Volleyball information
- Number: 9 (national team)

Career
| Years | Teams |
| 1988–1998 1998–1999 1999–2000 2000–2002 2002–2003 2003–2004 2004–2005 2005–2006 2006–2008 2008–2010 2010–2012 2012–2013 | Orestiada Sira Cucine Falconara Iraklis Thessaloniki Panathinaikos AEK Fenerbahçe Sevilla Rethymno Chênois Ethnikos Alexandroupolis Milon Lemnos |

National team
|  | Greece |

= Nikos Samaras =

Greek volleyball player (1970–2013)

Nikos Samaras (1 July 1970 - 4 January 2013) was a Greek volleyball player, who competed for various Greek, Italian, Spanish and Turkish clubs.

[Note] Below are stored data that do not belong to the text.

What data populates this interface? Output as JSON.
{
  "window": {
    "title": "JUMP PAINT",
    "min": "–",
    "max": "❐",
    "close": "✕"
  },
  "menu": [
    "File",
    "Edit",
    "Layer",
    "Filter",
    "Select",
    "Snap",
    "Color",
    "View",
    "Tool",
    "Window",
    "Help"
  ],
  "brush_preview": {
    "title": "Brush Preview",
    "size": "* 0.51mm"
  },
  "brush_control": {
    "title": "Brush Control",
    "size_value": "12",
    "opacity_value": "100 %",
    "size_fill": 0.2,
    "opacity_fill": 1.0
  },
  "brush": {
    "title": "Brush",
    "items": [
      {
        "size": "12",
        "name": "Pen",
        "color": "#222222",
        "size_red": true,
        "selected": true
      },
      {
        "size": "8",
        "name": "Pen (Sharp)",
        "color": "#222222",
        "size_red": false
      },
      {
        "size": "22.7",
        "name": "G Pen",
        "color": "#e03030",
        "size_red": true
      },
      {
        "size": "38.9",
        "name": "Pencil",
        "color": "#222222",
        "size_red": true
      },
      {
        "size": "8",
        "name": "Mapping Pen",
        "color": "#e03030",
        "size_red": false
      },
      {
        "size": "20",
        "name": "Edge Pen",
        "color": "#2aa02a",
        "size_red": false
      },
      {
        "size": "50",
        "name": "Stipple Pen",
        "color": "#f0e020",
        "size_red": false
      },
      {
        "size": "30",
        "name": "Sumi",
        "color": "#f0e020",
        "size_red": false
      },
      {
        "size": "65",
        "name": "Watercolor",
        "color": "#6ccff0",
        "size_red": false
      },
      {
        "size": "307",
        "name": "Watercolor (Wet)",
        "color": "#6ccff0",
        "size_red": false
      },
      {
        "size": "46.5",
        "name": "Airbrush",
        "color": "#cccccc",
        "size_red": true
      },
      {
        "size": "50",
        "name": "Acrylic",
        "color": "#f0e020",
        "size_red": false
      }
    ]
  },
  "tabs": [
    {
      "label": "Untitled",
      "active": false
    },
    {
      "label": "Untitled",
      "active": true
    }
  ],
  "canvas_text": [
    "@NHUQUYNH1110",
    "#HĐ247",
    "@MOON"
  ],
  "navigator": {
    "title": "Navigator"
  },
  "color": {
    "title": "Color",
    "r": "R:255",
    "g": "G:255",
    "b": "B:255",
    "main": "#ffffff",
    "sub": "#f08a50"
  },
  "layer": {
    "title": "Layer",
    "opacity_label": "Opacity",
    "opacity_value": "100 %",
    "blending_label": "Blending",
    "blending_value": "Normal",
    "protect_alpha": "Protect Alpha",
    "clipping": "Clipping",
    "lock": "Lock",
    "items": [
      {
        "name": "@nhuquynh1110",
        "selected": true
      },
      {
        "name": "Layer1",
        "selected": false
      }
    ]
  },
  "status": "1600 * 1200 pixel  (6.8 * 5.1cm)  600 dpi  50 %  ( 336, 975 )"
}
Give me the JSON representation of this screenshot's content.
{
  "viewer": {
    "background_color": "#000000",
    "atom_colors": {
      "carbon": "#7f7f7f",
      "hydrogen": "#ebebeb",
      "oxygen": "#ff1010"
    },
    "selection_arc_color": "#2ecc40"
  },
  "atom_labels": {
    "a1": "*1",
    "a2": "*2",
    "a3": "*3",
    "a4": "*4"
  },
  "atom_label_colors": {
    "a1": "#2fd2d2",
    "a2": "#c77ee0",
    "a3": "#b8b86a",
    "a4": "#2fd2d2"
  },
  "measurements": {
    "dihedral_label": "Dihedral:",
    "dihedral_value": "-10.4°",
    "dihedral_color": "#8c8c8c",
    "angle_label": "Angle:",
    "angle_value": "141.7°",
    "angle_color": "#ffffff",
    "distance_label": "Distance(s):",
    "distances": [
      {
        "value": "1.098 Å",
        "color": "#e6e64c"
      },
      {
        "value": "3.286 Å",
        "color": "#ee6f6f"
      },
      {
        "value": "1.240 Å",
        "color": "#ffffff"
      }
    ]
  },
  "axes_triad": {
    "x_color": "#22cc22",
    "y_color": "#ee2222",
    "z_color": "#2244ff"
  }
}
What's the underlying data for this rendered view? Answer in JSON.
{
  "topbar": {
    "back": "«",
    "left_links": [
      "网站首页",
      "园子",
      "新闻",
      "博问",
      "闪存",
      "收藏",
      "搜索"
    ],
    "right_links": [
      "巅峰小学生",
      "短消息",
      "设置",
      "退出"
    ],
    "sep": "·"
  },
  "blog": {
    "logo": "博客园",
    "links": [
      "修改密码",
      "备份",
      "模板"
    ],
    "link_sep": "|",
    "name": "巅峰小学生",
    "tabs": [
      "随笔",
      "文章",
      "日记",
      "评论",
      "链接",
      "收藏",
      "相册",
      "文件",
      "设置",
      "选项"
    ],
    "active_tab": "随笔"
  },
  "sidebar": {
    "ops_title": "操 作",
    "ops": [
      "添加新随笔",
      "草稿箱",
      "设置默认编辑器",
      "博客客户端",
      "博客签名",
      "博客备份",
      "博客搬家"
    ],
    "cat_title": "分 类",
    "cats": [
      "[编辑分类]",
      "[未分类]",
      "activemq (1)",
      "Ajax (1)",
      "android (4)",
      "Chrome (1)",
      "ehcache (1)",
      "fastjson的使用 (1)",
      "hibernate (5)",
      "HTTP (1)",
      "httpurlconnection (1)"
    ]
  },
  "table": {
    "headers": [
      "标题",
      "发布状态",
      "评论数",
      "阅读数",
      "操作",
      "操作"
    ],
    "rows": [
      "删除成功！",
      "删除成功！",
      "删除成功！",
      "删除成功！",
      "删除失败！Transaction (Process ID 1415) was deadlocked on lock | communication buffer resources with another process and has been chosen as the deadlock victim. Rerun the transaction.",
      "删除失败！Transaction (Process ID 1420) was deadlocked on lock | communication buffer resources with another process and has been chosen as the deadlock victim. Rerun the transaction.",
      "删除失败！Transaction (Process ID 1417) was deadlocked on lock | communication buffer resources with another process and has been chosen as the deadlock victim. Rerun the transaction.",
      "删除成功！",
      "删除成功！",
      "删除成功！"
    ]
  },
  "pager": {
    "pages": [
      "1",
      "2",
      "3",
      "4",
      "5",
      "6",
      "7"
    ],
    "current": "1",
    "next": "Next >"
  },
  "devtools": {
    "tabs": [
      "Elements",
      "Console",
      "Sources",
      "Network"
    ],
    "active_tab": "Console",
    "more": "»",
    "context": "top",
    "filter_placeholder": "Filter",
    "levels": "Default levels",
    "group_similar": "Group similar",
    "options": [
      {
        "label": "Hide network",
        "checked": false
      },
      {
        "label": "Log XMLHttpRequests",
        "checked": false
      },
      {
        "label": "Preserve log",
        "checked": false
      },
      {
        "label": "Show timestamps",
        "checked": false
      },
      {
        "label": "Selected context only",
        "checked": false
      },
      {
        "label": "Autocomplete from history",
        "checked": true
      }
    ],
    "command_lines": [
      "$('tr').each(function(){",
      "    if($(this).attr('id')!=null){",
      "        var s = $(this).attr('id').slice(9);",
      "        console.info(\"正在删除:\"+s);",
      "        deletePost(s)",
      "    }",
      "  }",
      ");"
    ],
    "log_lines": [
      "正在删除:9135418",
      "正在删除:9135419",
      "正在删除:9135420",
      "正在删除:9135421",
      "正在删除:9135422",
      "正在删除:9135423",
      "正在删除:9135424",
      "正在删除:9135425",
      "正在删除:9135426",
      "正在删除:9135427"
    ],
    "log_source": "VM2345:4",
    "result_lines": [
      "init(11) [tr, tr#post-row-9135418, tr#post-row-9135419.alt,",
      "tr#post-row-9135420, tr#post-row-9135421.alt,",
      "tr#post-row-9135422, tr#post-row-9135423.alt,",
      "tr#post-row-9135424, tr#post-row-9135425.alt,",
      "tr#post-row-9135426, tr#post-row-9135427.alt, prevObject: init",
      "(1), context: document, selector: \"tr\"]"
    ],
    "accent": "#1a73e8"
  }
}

Samaras was born in Stuttgart. He led Orestiada, helping the team to become successful in Greece and Europe. Many young people turned to volleyball in the 1990s because of him.

== Career stats ==

- 160 caps with the Greece Junior National Team
- 263 caps with the Greece National Team

== Honours ==

===National team===
- 1989 Junior World Championship - 6th place
- 1994 FIVB World Championship - 6th place

===Clubs===
- 1993 Greek Cup - Runner-up, with Orestiada
- 1993 Greek Championship - Runner-up, with Orestiada
- 1995 CEV Cup - Runner-up, with Orestiada
- 1997 Greek Championship - Runner-up, with Orestiada
- 1998 Greek Championship - Runner-up, with Orestiada
- 2000 Greek Cup - Champion, with Iraklis Thessaloniki
- 2004 Turkish Championship - Runner-up, with Fenerbahçe

== Death ==
Samaras died on Friday 4 January 2013, aged 42, after suffering a brain aneurysm.